For much of the 1760s, the protests went on; people made their discontent known. But it was in the spring of 1771 that everything came to a head. Under the leadership of a Quaker from Maryland named Herman Husband, a few thousand farmers and laborers from the western counties of North Carolina came together to defend themselves against the Colonial militia that was called out to quell the riots.
Governor William Tryon, one of the worst of the offenders as far as high-handedness and abusive rule goes, called out the militia and confronted the protesters in May of 1771. Husband and his followers–now called Regulators–refused to disperse and what followed was a disaster. Several men were killed on each side (the numbers are disputed, but probably 10 or 20 each); scores of men were wounded.

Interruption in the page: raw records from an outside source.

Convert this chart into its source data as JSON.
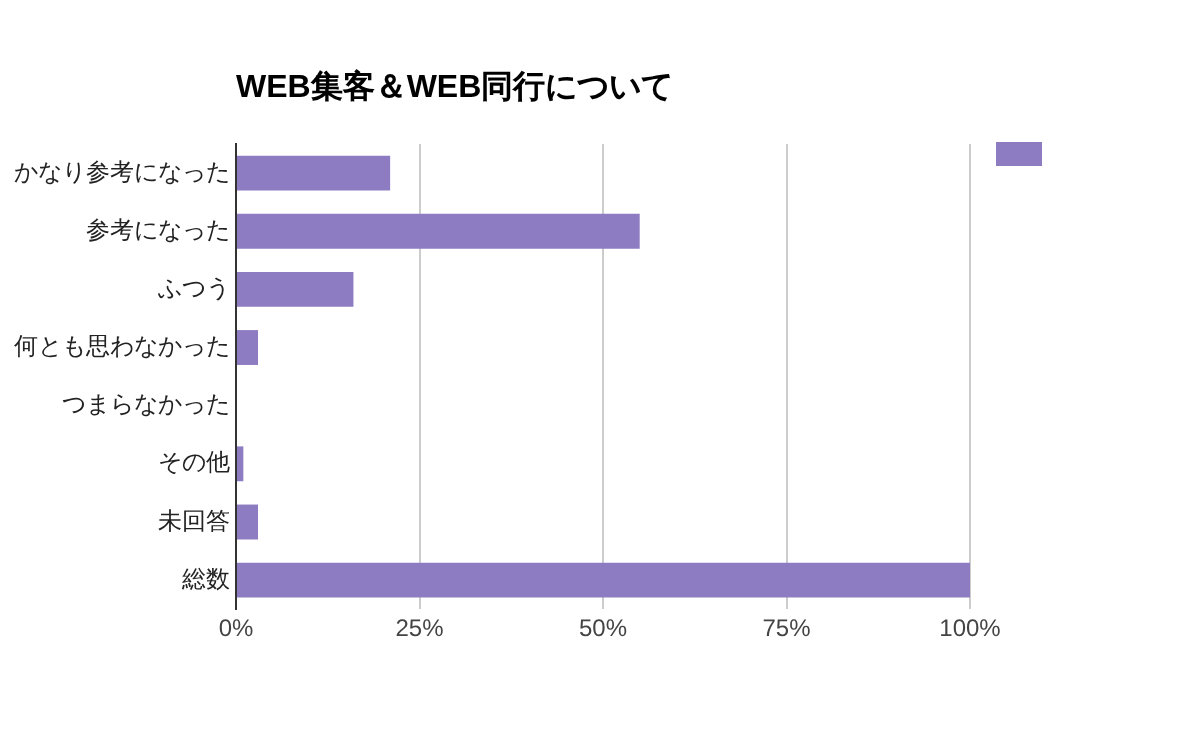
{
  "chart_data": {
    "type": "bar",
    "orientation": "horizontal",
    "title": "WEB集客＆WEB同行について",
    "categories": [
      "かなり参考になった",
      "参考になった",
      "ふつう",
      "何とも思わなかった",
      "つまらなかった",
      "その他",
      "未回答",
      "総数"
    ],
    "series": [
      {
        "color": "#8e7cc3",
        "values": [
          21,
          55,
          16,
          3,
          0,
          1,
          3,
          100
        ]
      }
    ],
    "xlim": [
      0,
      100
    ],
    "xticks": [
      {
        "value": 0,
        "label": "0%"
      },
      {
        "value": 25,
        "label": "25%"
      },
      {
        "value": 50,
        "label": "50%"
      },
      {
        "value": 75,
        "label": "75%"
      },
      {
        "value": 100,
        "label": "100%"
      }
    ],
    "grid": "x"
  }
}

The Regulators, who were known as “an association for regulating public grievances and abuses of power,” were defeated at the so-called Battle of Alamance. Thousands were pardoned after signing an oath of allegiance to the colonial government, but six of them were hanged for treason. One of these, my eight-times-great uncle James Pugh, came calmly to the gallows and asked the governor for the opportunity to speak. Governor Tryon allowed Pugh to talk, so he proceeded to tell the crowd that his blood would be as good seed sown on good ground, which would produce a hundredfold. His words foreshadowed the coming Revolution that would change America forever.
My eight-times-great uncle James Pugh, my six-times-great grandfather Joshua Hadley and undoubtedly many other of my ancestors who lived in western North Carolina at the time stood up to an unjust government. James and Joshua fought for their beliefs in the Battle of Alamance; James even ended up giving his life for what was important to him. And then just a few years later, many of my ancestors would fight in the Revolution to secure their freedom and ours.